Goldfish DO in fact outgrow their fishbowls. The idea that they don’t is a myth. What happens if you keep a goldfish in a small fishbowl for too long is that the buildup of hormones and other toxic secretions in the water first stunts the fish, then eventually kills it.
Goldfish kept in a pond or a very large aquarium can live for more than 20 years. People who keep them in small aquariums and fishbowls think that when the fish dies after a couple of years, it died of old age. No, it died because of grossly substandard environmental conditions.
I have a ‘rescued’ goldfish I brought home a month ago and dumped in our enormous fish tank (not much in there other than guppies and a humongous plecostomus). That goldfish is easily twice the size it was when I put it in - he is King of the Tank, which ain’t saying much, but there it is.
Goldfish are filthy, filthy things. They excrete like mad and it’s fortunate that they’re fairly tolerant of poor conditions such as small bowls with no filtration or stagnant ponds.
I’ve got a 3" long goldie in a 12-gallon tank with power filtration and on her own, she’ll put out enough waste to require montlhy filter changes and water changes. I can’t imagine how bad conditions would be in a half-gallon bowl.
Slightly off-topic: There was a news story a few years ago about a local family here in suburban northern Virginia that brought home (what they thought was) an adorable little pot-bellied pig as a pet. Said animal turned out not to be a pot-bellied pig but rather a piglet from an ordinary barnyard hog, and he grew to be something like 400 pounds. By then, he was a member of the family, and they were fighting with the county over whether they could continue to keep him in their home.
When I learned this, I was told (or maybe I read it) that goldfish excrete growth-stunting chemicals into the water, which begin to act once they reach a certain proportion, and act more strongly the higher the concentration. Thus, the smaller the body of water holding the fish, the more these growth-stunters build up.
Never did know for sure if it ws hooey or not, but to answer the OP, that’s the “mechanism” that would provide this kind of feedback.
Didn’t anyone else read A Fish Out of Water as a child? I always assumed that the goldfish that I won at school events would end up outgrowing their bowls. Sadly, they always died before that could happen.
Hah! I see that CookingWithGas got there while I was looking it up.
I don’t have goldfish, but couldn’t merely the switching out of water get rid of any build up of filth or growth-stunting hormones? If you did that every day would it affect the fish?
Sure that will help but plain tap water isn’t so great either.
Actually I’m surprised that more people aren’t aware of how unhealthy it is for a Goldfish or any fish for that matter to be stuck in such a closed environment without active filtration.
In my opinion it is unnecessarily cruel.
My neighbor gave me a betta once when he moved crosscountry. I changed the water once a week but the poor fish was still in horrible condition in a tank he could not swim in for any distance. I couldn’t put him in the big fish tank since my tiger barbs would have ripped him to pieces. I couldn’t buy another tank. I couldn’t find anyone who’d take him and put him in a real fish tank. The poor thing lasted a year before fin rot got him.

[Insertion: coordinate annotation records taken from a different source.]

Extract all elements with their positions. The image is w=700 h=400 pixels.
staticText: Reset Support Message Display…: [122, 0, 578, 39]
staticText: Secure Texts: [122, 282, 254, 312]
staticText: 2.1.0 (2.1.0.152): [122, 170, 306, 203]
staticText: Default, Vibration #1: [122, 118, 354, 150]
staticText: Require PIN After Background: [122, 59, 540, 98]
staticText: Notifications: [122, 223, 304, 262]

I am all for eating meat. I’m all for sport hunting. I’m all for keeping animals in zoos. But that betta made me very very sad. I think bettas should be banned unless the store that sells them makes sure you know that they CANNOT live in those tiny 1/8th gallon tanks.
I got for Christmas one year a betta in one of those big glass vases with a peace lilly floating on top. The lilly soon died, so I threw it away, put some marbles in the bottom of the vase, and The Red Menace flourished for years! He lived for his little betta pellets twice a day. I kept a pail of tap water uncovered so there would be no chlorine in it, and every couple of days would scoop The Red Menace out, dump out the foul-smelling vase water, fill it up with water from the pail, and return the fish. All of this took less than three minutes, twice a week, and betta pellets lasted nearly a year. The Red Menace was a great pet! And very photogenic.